The caveat always in play with his numbers is that he rode shotgun with John Tavares and Matt Moulson over that time, which hints at some inflation of his boxcars. I’m not entirely certain he’s much better than Kyle Wellwood, and frankly I’m always wary of players that come out of nowhere in their mid to late 20’s, especially if that burst is while working with a superior player as a linemate. Wellwood, for whatever flaws he might have, has been an NHLer of some sort ever since the lockout, so at least you can trust his performance to have a more predictable path.
In any event, I suppose if Parenteau is cheapish on a two or three year deal he’d be worth a punt, but big money and term on a 29 year old with a red flag or two seems like a really bad idea. Of course, signing both Parenteau and Wellwood to reasonable deals would be perfectly fine, since the Jets were a couple of forwards short of a decent top nine last year when everyone was healthy, but I’m not sure that’s in the cards.
The Leafier parts of Twitter were up in arms a few days back when a potential Rick Nash for Phil Kessel deal was mooted. That seems to have settled down, thankfully, but I’d like to expand on the point I made at the time.
I’d never advise a team to trade for Rick Nash because he has an openly terrible contract and the chances of a 28 year old turning his productivity slide are quite slim, but this idea that Phil Kessel is, as of today, a better player, seems to be open to debate. Kessel had some lovely boxcars, but he did spend last season being slightly outshot by third line comp. He’s a very skilled soft minutes scorer without doubt, but 6 years into his career, he’s still a player that gives up more than he makes, despite some kid gloves handling by his coaches in Toronto.
Nash, on the other hand, had a pretty difficult row to hoe last year in Columbus. Like Kessel, he was slightly outshot, but he did so facing the toughest competition his coaches could give him. It’s cases like this that always remind me how important context is when assessing player performance. Without looking at who they played against, one could easily think Kessel was miles ahead.

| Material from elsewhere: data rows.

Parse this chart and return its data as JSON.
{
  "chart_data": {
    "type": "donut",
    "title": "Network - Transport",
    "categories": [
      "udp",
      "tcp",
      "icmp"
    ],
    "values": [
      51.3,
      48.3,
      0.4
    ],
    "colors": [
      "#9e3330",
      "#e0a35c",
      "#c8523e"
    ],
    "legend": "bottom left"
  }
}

I’m also mindful of the fact that the Western Conference as a whole is a much tougher circuit to score in, even for top players. It’s hardly an accident that nine of the the league’s top ten point getters played in the EC, and as much as it pains me to agree with an Oiler fan, Dennis King’s assertion this winter that the East had about five good teams and bunch of super-AHL clubs making up the numbers was an accurate assessment.
In the end, I’m of the opinion that if the two players were to have swapped their exact circumstances, Phil Kessel would get torched playing power vs. power in the West to a far higher degree than Rick Nash, and that Nash would feast, in relative terms, playing the soft underbelly of the Eastern Conference. Again, I wouldn’t make the swap because of Nash’s age and contract, but I’m not sure Phil Kessel would help a team be any better at this particular moment, and at least for the next couple of seasons, I’d still think Nash to be a slightly better player, money aside.
That’s all for today, but I’ll be posting my thoughts from Pittsburgh over the weekend. I have no idea if the Jets will make any deals, but there’s always action when everyone congregates for the draft, so there should be some movement afoot.